Un petit bout de l'ancien blog

Il faut dire que j’ai toujours blogué… dans la droite ligne de ma propension à écrire, j’ai intensément vécu les premiers engouements autour de la toile (ça me rajeunit pas, n’est-ce pas !), déjà plus à l'aise derrière mon ordinateur ou devant une feuille blanche que dans la vraie vie (chacun.e ses névroses, ça va hein) ; je me souviens d’une période où je passais mes journées entre les Sims et la publications d’articles sur mon skyblog que je rédigeais en langage SMS (komça tavu). Je ne me souviens absolument pas ce que j’y racontais mais heureusement, mon dieu, ce blog n’existe plus (cherchez pas, ahah !).

Bref, tout ça pour dire quoi ? Que le blog « Éducateur, ce métier impossible », c’est quand même une sacrée histoire. Une petite chose qui a évolué en même temps que moi ; à la fois parce que j'ai vieilli ma vie a changé mais aussi parce qu’en expérimentant la posture de travailleuse sociale, j’ai conscientisé ma position dominante et que j’ai eu envie d’en parler, d’explorer les contours de la relation, de l’écrire ici ou ailleurs… Si au départ, je partageais des réflexions personnelles sur ma formation, mon expérience en stage, etc..., je me suis très vite mise à travailler autour de l’aide aux étudiant.e.s, à la fois par la publication de l’ouvrage Le guide pratique de l’éducateur spécialisé, mais aussi par la mise en place de fiches de cours ou de fiches de méthodologie ou encore en développant une activité d'accompagnement aux écrits… Mon souci dans ce travail étant toujours de donner accès à une multiplicité d’informations pour que vous puissiez penser votre pratique dans la complexité.
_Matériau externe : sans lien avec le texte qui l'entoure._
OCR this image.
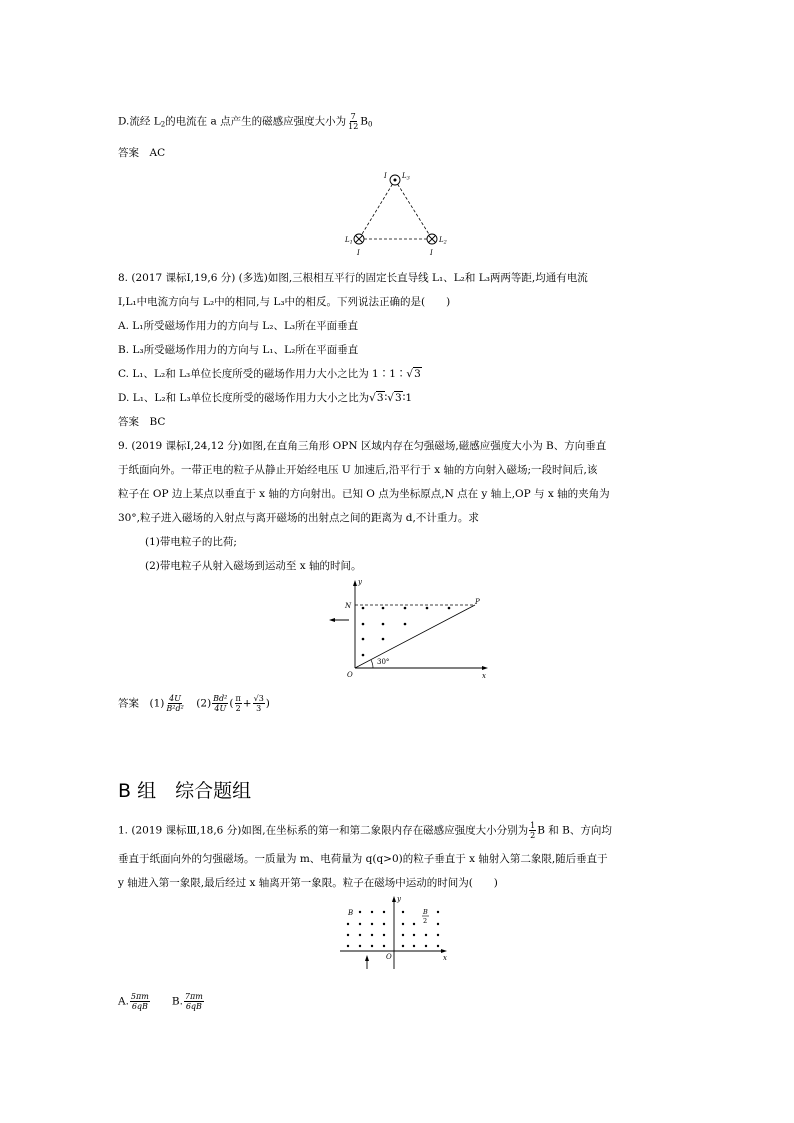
D.流经 $L_2$的电流在 a 点产生的磁感应强度大小为 $\frac{7}{12} B_0$
答案　AC
I $L_3$
$L_1$
I
$L_2$
I
8. (2017 课标Ⅰ,19,6 分) (多选)如图,三根相互平行的固定长直导线 L₁、L₂和 L₃两两等距,均通有电流
I,L₁中电流方向与 L₂中的相同,与 L₃中的相反。下列说法正确的是(　　)
A. L₁所受磁场作用力的方向与 L₂、L₃所在平面垂直
B. L₃所受磁场作用力的方向与 L₁、L₂所在平面垂直
C. L₁、L₂和 L₃单位长度所受的磁场作用力大小之比为 1∶1∶√3
D. L₁、L₂和 L₃单位长度所受的磁场作用力大小之比为√3∶√3∶1
答案　BC
9. (2019 课标Ⅰ,24,12 分)如图,在直角三角形 OPN 区域内存在匀强磁场,磁感应强度大小为 B、方向垂直
于纸面向外。一带正电的粒子从静止开始经电压 U 加速后,沿平行于 x 轴的方向射入磁场;一段时间后,该
粒子在 OP 边上某点以垂直于 x 轴的方向射出。已知 O 点为坐标原点,N 点在 y 轴上,OP 与 x 轴的夹角为
30°,粒子进入磁场的入射点与离开磁场的出射点之间的距离为 d,不计重力。求
(1)带电粒子的比荷;
(2)带电粒子从射入磁场到运动至 x 轴的时间。
30°
y
N	P
O	x
答案　 $(1) \frac{4U}{\text{B²d²}}$
　 $(2) \frac{\text{Bd²}}{4U}$ ( $\frac{\pi}{2} + \frac{√3}{3}$ )
B 组　综合题组
1. (2019 课标Ⅲ,18,6 分)如图,在坐标系的第一和第二象限内存在磁感应强度大小分别为 $\frac{1}{2}$ B 和 B、方向均
垂直于纸面向外的匀强磁场。一质量为 m、电荷量为 q(q>0)的粒子垂直于 x 轴射入第二象限,随后垂直于
y 轴进入第一象限,最后经过 x 轴离开第一象限。粒子在磁场中运动的时间为(　　)
B	B
2
y
O	x
A. $\frac{5\pi m}{6qB}$
　　 B. $\frac{7\pi m}{6qB}$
C’est aussi par mes chroniques dans Lien Social (enregistrées sur Le trottoir d’à côté) que je partage mes réflexions, coups de cœur et coups de gueule, depuis maintenant trois ans et demi. Et j'allais oublier, par la publication de mon deuxième ouvrage Les habitants voyageurs. Chroniques de la folie en mouvement. Que d’aventures, quand même ! J’ai moi-même du mal à réaliser tout ce qui s’est fait depuis 2008. Depuis tout récemment, on peut ajouter à tout cela des interventions ponctuelles auprès de salariées ou étudiant.e.s et la mise en œuvre d’ateliers d’écriture à destination de travailleurs sociaux, vous m’avez sans doute vu beaucoup en parler ces derniers temps, il faut dire que j’aime beaucoup ça !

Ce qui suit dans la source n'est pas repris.